Kim’s Plana has started work on a new long-range, hybrid-electric VTOL air taxi designed to carry seven people up to 350 miles at speeds of over 210 mph.
Plana has recently raised further investment of USD8.3 million bringing the total close to USD10 million, easily sufficient to construct a half-scale prototype. The concept aircraft has a different look to other air taxis.
newatlas.com writes, “Its long, thin fuselage sweeps out into an upper main wing, and a knife-thin pair of canards extend from lower down the main tube up front. The propulsion system is a full vectored thrust design, using large, tilting five-blade electric props.”
And continues, “Two are mounted to the canards, two at the outer front edges of the main wing, and the third pair sit closer to the fuselage on the trailing edge of the main wing, making the overall layout in hover mode something akin to a hexacopter.”
The website further states, “The rear two props tilt downward for VTOL operations, while the rest tilt upward. That’s because they’re configured as pusher props for cruise mode; if they tilt upwards like the others, they’d have to reverse their rotation during the transition to cruise flight.”

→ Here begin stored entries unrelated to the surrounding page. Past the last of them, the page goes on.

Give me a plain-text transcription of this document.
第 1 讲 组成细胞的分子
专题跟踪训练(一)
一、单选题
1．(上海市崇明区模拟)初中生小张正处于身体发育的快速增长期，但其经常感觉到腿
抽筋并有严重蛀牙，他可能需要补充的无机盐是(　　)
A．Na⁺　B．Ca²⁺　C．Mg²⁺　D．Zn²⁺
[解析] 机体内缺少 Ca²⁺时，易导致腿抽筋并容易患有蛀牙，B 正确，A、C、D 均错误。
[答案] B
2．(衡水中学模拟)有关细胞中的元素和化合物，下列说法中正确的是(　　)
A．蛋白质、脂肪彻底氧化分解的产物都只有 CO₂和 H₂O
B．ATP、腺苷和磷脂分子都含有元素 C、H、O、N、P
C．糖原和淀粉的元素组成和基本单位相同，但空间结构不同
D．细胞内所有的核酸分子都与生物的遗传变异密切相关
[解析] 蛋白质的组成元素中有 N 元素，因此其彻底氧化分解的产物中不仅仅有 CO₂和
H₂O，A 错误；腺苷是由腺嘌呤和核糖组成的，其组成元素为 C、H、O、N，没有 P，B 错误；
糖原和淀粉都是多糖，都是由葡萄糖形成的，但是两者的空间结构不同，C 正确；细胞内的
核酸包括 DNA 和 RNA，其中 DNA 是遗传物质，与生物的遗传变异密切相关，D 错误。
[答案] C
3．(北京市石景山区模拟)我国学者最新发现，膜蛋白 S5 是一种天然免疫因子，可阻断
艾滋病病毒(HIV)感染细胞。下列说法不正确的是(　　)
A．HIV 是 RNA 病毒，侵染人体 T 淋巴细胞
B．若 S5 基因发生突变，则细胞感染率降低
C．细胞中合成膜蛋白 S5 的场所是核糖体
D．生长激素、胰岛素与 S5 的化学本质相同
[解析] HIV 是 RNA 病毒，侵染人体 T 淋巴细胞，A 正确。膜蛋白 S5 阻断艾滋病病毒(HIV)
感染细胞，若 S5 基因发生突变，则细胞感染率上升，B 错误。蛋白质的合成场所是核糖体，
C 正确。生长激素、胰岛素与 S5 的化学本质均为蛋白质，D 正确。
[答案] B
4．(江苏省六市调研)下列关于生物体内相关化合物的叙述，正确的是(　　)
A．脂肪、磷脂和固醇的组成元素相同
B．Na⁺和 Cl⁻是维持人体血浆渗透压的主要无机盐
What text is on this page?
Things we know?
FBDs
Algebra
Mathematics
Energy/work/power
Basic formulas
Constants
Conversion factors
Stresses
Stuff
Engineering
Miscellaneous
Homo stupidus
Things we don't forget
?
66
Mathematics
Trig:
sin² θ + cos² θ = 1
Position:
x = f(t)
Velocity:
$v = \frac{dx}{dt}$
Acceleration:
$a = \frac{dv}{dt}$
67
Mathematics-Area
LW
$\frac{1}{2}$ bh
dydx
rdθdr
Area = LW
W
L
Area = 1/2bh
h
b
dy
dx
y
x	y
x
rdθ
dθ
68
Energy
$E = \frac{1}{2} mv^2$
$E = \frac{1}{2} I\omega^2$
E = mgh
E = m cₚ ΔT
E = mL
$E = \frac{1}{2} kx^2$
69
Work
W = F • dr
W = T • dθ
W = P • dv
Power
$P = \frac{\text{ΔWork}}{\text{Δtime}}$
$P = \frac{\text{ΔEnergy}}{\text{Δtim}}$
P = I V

newatlas points out the dangers of such a positioned rotor system explaining, “It places these large props right at a person-mincing height on the ground. Plana doesn’t seem too concerned; the front canard props will be chest-high slicer-dicers as well by the looks of things. So I guess we’d best budget for some nice stripey yellow lines on the vertipad.”
As a large hybrid-powered, long-range, high-speed design, the Plana aircraft could become a strong regional aircraft contender, although a little behind its competitors given a demonstrator is only planned for 2024 and a fully certified craft by 2028.
At least, Plana is off to a solid start with a 40-person team, but a lot more investment is required to bring this aircraft to full certification and the eVTOL market.